Re^3: Improving a script to search for keywords in a file

To expand a little more...

If you don't know what "map" does, look it up with "perldoc -f map". (If you haven't learned about "perldoc" yet, run the command line "perldoc perldoc" to read about it, then get accustomed to using it every day. I still do.)

Basically, you would use your list of keywords to initialize a hash of arrays (%Counter) -- the keywords themselves are the hash keys, and each hash value will be an array of line numbers in your java file where the given keyword occurs.
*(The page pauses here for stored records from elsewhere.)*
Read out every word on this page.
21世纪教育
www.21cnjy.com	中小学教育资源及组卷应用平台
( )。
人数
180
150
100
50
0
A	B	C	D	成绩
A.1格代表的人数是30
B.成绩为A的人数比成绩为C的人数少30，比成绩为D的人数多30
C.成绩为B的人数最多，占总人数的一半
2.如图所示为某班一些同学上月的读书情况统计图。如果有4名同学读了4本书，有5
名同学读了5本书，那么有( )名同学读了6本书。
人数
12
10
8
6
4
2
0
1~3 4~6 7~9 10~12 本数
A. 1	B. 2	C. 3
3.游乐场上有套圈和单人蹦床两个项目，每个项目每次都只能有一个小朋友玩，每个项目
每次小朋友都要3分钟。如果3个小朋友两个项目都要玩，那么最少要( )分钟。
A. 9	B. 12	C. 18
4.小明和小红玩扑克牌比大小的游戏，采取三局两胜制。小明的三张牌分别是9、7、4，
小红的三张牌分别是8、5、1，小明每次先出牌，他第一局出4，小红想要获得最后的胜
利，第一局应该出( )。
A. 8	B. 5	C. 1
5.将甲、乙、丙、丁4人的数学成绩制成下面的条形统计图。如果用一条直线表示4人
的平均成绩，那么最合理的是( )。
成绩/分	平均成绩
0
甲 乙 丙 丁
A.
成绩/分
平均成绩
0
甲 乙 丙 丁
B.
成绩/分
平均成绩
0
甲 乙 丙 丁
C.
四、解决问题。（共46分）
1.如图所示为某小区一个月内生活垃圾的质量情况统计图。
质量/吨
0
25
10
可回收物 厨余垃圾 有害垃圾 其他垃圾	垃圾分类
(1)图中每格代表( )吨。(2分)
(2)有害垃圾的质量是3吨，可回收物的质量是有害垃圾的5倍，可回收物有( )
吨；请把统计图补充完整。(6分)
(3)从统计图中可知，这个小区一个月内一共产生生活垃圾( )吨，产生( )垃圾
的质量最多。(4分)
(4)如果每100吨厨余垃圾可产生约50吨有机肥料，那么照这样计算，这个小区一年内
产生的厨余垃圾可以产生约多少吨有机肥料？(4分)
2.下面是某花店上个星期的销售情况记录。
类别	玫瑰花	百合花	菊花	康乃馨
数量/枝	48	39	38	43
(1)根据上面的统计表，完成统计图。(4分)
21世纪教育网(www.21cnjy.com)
Here's one way to complete the app, with an example of how to output the results -- while I'm at it, I'll suggest using a single regex that concatenates all the possible keywords, to make the nested loop a little more efficient:

use strict;

my %Counter;
open( K, "input" ) or die "input (keyword file): $!";
while ( <K> ) {
    chomp;
    $Counter{$k} = []; # initialize to (a reference to) an empty array
}
close K;

# concatenate the keywords with "|" to form a regular expression:
my $key_regex = join( '|', keys %Counter );

open( J, "solution.java" ) or die "solution.java: $!";
while ( <J> ) {
    while ( /\b($key_regex)\b/g ) {
        push @{$Counter{$1}}, $.;
    }
}
close J;

# now print a list of keyword hits:

for my $key ( sort keys %Counter ) {
    next unless scalar @{$Counter{$k}};
    print "$key found on lines @{$Counter{$k}}\n";
}
[download]

Note the use of "\b" and parens around "$key_regex" -- this makes sure that we match whole keywords, surrounded by word boundaries, and captures whatever keyword was matched into $1. The "g" modifier on the regex match will produce a list of zero or more matches on every line from the java file, and the inner while loop (having the regex match as its condition) will iterate over every match.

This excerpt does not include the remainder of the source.